AVADirect Clevo P180HM Gaming Notebook Review

Far Cry 2 and Lost Planet 2

FarCry 2
DX10 Gaming Performance


FarCry 2

Like the original, FarCry 2 is one of the more visually impressive games to be released on the PC to date. Courtesy of the Dunia game engine developed by Ubisoft, FarCry 2's game-play is enhanced by advanced environment physics, destructible terrain, high resolution textures, complex shaders, realistic dynamic lighting, and motion-captured animations. We benchmarked the graphics cards in this article with a fully patched version of FarCry 2, using one of the built-in demo runs recorded in the Ranch Map. The test results shown here were run at various resolutions and settings.

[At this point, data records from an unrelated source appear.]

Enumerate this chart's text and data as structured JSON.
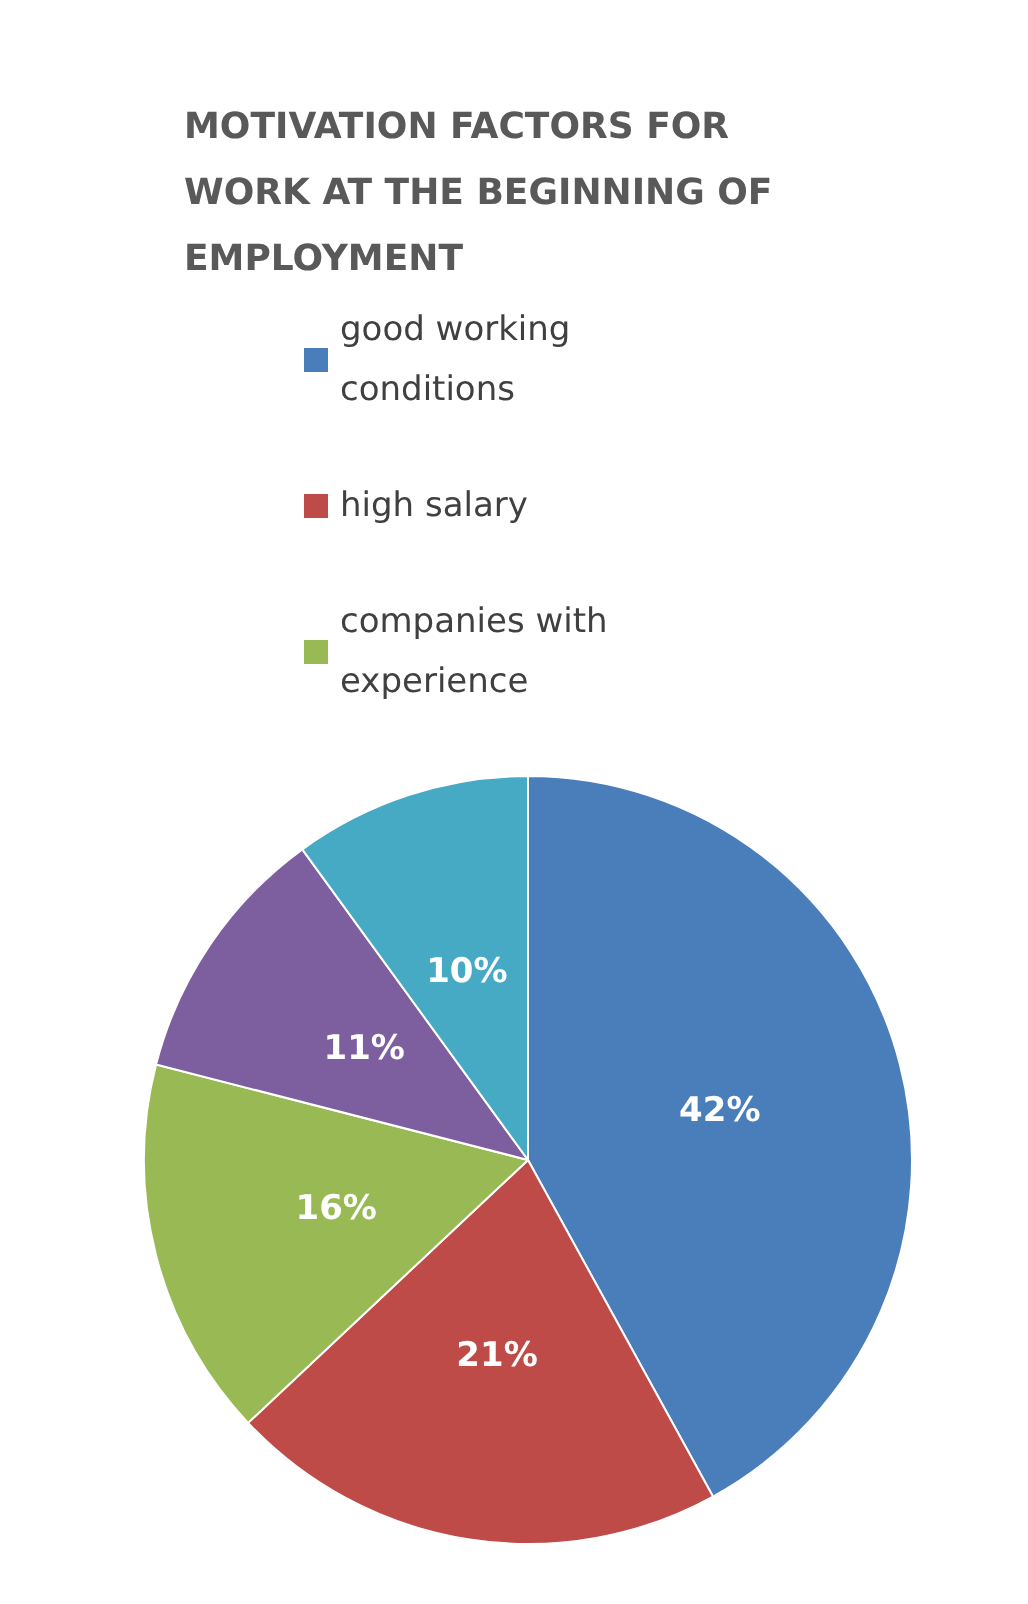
{
  "chart_data": {
    "type": "pie",
    "title": "MOTIVATION FACTORS FOR WORK AT THE BEGINNING OF EMPLOYMENT",
    "categories": [
      "good working conditions",
      "high salary",
      "companies with experience",
      null,
      null
    ],
    "values": [
      42,
      21,
      16,
      11,
      10
    ],
    "colors": [
      "#4a7ebb",
      "#be4b48",
      "#98b954",
      "#7d5fa0",
      "#46aac5"
    ],
    "value_labels": [
      "42%",
      "21%",
      "16%",
      "11%",
      "10%"
    ],
    "legend": "top"
  }
}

We like to ease our test systems into having a raucous, unadulterated good time, kind of like prom night. A good way to do that is to start with Far Cry 2, a relatively lightweight benchmark, and also one that provides us a large database to compare with. It also shows us how systems can scale. At the P180HM's native resolution of 1920x1080, the two GPUs approach the 100fps mark, which is almost twice as high as systems with a single GTX 560M GPU. What that tells us is that there are at least some cases where a second graphics chip in SLI pays gamers big dividends.

Lost Planet 2
DX11 Gaming Performance

 
Lost Planet 2

A follow-up to Capcom’s Lost Planet : Extreme Condition, Lost Planet 2 is a third person shooter that takes place again on E.D.N. III ten years after the story line of the first title. We ran the game’s DX11 mode which makes heavy use of DX11 Tessellation and Displacement mapping and soft shadows. There are also areas of the game that make use of DX11 DirectCompute for things like wave simulation in areas with water. This is one game engine that looks significantly different in DX11 mode when you compare certain environmental elements and character rendering in its DX9 mode versus DX11. We used the Test B option built into the benchmark tool and with all graphics options set to their High Quality values.

Lost Planet 2 is considerably tougher on systems, especially the way we run it (on high with 4x Anti-Aliasing). In this case, having a second GTX 560M is the difference between being playable at 1920x1080 and being a slide show.